7. The method for processing infrared thermal images according to claim 1, characterized in that, Also includes: The infrared thermal images corresponding to the target object to be tested are collected according to a preset cycle to obtain multiple frames of infrared thermal images; The multi-frame infrared thermal images are processed, and the target region of interest corresponding to the target object under test in the multi-frame infrared thermal images is obtained to obtain the target set; The temperature information corresponding to all regions of interest of the targets in the target set is determined, and the temperature information corresponding to all regions of interest of the targets in the target set is sorted according to the time order of the infrared thermal images to obtain time series data; The time series data is used to evaluate the state changes of the target object under test.

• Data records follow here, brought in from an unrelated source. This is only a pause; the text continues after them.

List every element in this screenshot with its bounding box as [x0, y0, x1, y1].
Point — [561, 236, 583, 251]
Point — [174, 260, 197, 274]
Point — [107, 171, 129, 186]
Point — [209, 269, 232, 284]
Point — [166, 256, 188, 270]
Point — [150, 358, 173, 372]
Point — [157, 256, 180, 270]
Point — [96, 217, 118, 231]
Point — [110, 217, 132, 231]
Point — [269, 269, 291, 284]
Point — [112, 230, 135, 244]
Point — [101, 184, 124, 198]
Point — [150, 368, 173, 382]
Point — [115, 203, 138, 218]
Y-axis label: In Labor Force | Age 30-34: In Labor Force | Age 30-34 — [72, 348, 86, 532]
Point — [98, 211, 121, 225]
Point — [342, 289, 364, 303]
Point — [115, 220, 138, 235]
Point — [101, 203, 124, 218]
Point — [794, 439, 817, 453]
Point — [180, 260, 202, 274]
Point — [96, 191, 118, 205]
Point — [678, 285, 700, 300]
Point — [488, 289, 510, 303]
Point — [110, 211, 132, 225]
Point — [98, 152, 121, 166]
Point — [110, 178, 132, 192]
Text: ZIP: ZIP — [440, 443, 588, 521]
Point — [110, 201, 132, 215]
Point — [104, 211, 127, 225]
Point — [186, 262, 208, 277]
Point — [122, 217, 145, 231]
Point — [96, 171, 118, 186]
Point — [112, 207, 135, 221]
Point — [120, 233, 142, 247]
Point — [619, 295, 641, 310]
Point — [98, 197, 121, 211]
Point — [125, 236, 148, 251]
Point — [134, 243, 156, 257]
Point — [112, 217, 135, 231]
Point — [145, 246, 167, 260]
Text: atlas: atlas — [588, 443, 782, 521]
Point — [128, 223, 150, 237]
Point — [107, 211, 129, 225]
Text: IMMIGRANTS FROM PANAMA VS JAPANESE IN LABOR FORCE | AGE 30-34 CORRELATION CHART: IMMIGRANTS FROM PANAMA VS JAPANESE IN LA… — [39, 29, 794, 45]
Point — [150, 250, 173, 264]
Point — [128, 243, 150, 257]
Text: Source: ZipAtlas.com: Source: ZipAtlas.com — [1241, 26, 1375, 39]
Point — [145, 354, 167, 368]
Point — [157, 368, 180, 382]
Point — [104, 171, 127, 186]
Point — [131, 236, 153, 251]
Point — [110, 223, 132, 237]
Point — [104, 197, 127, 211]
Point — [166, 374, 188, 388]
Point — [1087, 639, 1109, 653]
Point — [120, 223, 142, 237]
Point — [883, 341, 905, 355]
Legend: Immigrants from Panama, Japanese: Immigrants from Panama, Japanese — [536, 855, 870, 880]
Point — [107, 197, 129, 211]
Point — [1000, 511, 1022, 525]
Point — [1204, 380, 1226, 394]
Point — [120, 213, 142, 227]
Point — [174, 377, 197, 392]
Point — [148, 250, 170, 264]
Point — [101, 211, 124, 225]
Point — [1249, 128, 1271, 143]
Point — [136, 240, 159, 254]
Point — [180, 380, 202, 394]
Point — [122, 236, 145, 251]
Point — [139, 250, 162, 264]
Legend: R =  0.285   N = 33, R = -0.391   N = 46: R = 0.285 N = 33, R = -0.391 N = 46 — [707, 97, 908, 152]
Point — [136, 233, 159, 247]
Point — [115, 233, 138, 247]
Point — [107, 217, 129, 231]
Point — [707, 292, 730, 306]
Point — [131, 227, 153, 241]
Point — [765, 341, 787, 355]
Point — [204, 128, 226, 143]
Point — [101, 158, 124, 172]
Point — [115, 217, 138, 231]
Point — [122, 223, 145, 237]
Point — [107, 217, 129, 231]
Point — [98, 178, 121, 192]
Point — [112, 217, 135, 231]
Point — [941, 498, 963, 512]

8. An infrared thermal image processing apparatus, characterized in that, include: The image preprocessing module is used to preprocess the infrared thermal image of the target to obtain a preprocessed infrared thermal image. The target infrared thermal image contains at least one object to be measured. The information recognition module is used to identify various parts of the target object in the preprocessed infrared thermal image to obtain target recognition information; the target object is any one of the target objects in the target infrared thermal image. The region generation module is used to determine the central axis of the target object to be measured in the preprocessed infrared thermal image based on the target identification information, obtain the target central axis, and generate the target region of interest in the preprocessed infrared thermal image based on the target identification information. The image analysis module is used to perform image analysis on the target object in the infrared thermal image of the target based on the target's central axis and the target's region of interest.

9. An electronic device, characterized in that, include: Memory, used to store computer programs; A processor, configured to execute the computer program to implement the steps of the infrared thermal image processing method as described in any one of claims 1 to 7.

10. A computer-readable storage medium, characterized in that, The computer-readable storage medium stores a computer program that, when executed by a processor, implements the steps of a method for processing an infrared thermal image as described in any one of claims 1 to 7.